CEO Name: Gerry Harvey
Company: Harvey Norman
Years at company: 53
Forecast FY14 EPS: 19.4
Forecast FY14 PE: 16.7
Target price: $3.16 (approx 2.3% below current price)
Forecast FY 14 yield: 3.1%

Source: Yahoo!7, Data as at 24 March, 2014
Why did you want to become CEO?
I started the business in 1961 and I’ve been here for 53 years.
What is your managerial style?
Give people enough rope to hang themselves.
What is your percentage ownership of the company?
The Harvey and Norman families own half of Harvey Norman.
Describe your business plan and strategy for the company.
Our business plan is basically to grow the assets of the company in the quickest time possible and grow it to the maximum.
What is the company’s competitive advantage?
We try to be the leader in the product categories that we specialise in and we are in some of those categories and not in others.
Who are your main competitors? How do you rate them?
Our main competitors in electrical are JB Hi Fi and the Good Guys and they’re both competent retailers.
There is no standout competitor in furniture. Ikea is a big name but they are a different type of furniture retailer, but then you go down to people like Freedom and Nick Scali. One, we’re in more locations and two, we have it all under the one roof, whereas the sort of people I’ve been talking about as competitors have got a lesser product range under a smaller roof.
What is the company’s growth strategy?
At the moment we are not opening shops and this is the first time in our history that we haven’t opened shops. There are two reasons: main one is that we’ve got a shop in pretty much every area we want and two, people are not opening shops much.
Is that because of the Internet?
I don’t know that you can say it’s the Internet because the Internet represents such a small percentage of our sales. It is an influence but not sufficient to say it’s because of the Internet.
Do you have global growth plans?
Our plan was to try and develop an international business and open shops in lots of countries across the world and that has also stalled now. Can that be revived? We would like to think so, but realistically it’s not going to happen any time soon.
What are your company’s main challenges?
At the moment, our biggest challenge is profit because we have been subjected to margin erosion in a really healthy economic climate and that’s never been the case before.
Is that a company or industry problem?
It’s both. If you look at Harvey Norman, because a big part of our business is technology, which is computer and electrical which is 70% of our business, really that particular area has been severely affected by price erosion and market erosion.
TVs and computers are the price erosion but they are also the margin erosion as well. If you look at anyone that’s been in that sort of industry it’s been severely affected.
Were your company’s most recent financial results better, or worse, than the market expected?
I’d say they were about what the market expected.
Can you provide guidance for the current financial year?
No. I think we never give our market guidance. That’s not in our policy.
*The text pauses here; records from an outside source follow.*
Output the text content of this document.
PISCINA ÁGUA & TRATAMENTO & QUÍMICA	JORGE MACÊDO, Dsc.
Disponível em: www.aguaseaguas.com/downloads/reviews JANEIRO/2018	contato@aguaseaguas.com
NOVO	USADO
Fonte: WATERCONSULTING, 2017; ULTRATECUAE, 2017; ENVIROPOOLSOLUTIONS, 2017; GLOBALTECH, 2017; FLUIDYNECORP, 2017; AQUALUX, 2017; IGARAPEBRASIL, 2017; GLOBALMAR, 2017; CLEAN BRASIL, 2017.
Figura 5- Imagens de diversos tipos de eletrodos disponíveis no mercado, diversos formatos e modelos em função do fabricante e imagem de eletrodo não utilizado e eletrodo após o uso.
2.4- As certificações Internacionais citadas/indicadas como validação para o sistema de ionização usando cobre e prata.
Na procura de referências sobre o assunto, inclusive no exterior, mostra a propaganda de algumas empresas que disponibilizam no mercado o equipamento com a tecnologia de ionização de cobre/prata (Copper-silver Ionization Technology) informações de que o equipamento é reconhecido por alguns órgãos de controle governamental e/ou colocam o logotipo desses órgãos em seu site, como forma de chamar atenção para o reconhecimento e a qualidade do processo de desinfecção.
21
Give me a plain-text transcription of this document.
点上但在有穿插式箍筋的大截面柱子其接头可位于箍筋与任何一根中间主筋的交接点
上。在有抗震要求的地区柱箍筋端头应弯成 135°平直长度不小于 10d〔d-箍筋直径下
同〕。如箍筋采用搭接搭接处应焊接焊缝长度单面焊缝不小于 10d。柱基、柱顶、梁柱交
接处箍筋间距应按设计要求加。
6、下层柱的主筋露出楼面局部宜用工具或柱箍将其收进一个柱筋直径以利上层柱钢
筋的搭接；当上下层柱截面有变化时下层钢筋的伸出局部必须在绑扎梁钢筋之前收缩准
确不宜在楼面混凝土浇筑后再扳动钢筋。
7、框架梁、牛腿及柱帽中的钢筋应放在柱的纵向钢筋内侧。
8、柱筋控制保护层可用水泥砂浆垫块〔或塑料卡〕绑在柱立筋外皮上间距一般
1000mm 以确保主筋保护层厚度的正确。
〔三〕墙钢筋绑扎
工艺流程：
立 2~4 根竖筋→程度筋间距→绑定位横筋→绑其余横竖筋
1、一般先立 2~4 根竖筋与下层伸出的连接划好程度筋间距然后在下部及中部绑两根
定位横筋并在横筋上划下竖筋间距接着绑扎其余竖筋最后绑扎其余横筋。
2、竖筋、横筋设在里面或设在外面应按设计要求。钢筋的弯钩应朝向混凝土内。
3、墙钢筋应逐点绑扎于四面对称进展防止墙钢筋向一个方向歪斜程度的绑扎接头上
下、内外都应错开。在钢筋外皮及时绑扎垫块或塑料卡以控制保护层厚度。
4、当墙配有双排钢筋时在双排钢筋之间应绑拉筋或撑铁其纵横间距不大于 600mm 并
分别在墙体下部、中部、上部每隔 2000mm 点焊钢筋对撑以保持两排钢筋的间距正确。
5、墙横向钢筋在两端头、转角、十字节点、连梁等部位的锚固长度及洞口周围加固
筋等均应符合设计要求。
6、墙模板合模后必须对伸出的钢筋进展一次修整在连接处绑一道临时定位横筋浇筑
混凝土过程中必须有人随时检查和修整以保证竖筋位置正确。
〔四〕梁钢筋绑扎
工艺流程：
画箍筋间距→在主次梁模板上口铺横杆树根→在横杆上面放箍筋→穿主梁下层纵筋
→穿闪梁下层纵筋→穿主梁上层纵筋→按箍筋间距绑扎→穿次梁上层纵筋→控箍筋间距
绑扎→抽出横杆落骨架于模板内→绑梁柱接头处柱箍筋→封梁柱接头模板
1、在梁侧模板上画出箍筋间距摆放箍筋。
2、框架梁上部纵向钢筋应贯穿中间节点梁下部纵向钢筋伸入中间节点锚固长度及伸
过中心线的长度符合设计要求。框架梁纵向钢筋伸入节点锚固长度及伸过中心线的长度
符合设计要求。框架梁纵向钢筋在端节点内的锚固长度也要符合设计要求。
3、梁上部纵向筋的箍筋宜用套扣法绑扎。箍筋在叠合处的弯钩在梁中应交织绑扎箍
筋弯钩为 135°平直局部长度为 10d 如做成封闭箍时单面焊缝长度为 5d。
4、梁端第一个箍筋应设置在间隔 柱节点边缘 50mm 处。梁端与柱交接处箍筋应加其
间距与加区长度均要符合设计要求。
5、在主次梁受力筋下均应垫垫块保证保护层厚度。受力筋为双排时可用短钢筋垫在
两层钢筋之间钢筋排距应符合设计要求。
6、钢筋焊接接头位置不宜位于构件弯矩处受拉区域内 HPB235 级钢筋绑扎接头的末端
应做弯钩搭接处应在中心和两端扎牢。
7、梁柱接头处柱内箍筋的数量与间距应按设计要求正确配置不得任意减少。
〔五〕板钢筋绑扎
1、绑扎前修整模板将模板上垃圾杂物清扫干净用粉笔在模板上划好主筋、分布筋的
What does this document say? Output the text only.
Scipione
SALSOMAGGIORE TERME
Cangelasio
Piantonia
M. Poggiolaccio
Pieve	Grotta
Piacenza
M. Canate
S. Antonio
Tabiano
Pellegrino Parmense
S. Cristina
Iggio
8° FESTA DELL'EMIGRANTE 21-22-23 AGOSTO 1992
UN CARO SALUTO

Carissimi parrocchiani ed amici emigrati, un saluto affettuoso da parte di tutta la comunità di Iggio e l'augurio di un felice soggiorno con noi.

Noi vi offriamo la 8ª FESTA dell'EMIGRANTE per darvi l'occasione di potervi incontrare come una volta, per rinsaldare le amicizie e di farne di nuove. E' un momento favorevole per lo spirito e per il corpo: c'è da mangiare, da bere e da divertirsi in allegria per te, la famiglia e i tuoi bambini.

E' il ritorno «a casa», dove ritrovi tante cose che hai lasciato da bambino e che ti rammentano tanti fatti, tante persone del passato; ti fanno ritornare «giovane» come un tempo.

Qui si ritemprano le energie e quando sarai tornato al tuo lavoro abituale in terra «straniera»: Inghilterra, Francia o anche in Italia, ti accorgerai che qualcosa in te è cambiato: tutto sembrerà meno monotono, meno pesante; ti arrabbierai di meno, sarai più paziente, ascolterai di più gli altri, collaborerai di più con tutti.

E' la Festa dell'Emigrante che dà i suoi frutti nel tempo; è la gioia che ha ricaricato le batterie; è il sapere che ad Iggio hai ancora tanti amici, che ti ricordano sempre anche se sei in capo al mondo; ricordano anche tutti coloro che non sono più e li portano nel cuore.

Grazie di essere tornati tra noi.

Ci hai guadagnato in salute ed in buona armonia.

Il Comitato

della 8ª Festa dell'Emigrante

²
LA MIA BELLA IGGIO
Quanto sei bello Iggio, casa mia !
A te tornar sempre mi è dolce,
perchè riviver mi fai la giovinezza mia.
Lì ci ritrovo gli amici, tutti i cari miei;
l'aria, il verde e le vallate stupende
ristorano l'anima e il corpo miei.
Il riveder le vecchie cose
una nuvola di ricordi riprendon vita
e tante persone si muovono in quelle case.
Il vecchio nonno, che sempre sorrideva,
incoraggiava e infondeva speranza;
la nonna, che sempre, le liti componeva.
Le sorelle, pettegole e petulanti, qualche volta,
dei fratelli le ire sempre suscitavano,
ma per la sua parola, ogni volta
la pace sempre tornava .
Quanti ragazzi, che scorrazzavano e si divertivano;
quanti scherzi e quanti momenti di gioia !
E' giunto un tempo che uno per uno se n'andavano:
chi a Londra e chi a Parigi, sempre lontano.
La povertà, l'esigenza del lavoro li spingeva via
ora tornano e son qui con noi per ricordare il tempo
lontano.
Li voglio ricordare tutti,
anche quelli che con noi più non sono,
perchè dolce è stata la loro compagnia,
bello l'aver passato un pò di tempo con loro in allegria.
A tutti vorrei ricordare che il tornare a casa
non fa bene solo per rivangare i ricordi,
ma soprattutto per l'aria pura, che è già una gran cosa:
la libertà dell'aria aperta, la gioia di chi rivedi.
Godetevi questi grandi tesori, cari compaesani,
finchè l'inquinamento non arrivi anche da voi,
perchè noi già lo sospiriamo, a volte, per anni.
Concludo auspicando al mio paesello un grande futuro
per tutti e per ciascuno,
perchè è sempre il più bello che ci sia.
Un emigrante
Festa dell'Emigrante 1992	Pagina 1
We would only do that where we knew that the analysts out there had a certain figure in mind and ours was either up or below that by a reasonable amount. We would then make a statement.
What is your dividend strategy (payout ratio/franking, etc.), and how much will you be returning to shareholders this year?
Traditionally, we paid out between 25% to 35% of our profit after tax. That’s now rising more to 40% or 50%. That may be the norm going forward now with not opening shops. And we have a problem where we’ve got all these franking credits that are now … $700 or $800 million or something. So we have a problem as to how we are going to handle that going forward and we’re being continuously asked by shareholders and analysts as to what we’re doing and we haven’t provided a satisfactory answer.
How have technology changes impacted your business?
We couldn’t predict what would happen a few years ago with the way the market has gone. We were a very big computer seller of a product that sold between $1,500 to $4,000 dollars and now that’s changed to say…an iPad that might be $300,$400,$500, $600. And we didn’t pick that. Neither did anyone else I think. It’s a big change in the market.
Going forward, you might end up in two places. You might have a phone that will have a lot more capability than what you’ve got now. You’ll have a wrist product that will sit on your wrist …connected health issues and also some other things that a phone or a calculator or iPad would do as well. There will be more and more features on those [wrist products].
There is a whole heap of new products coming out at the moment. The big new thing in TV will be curved screens.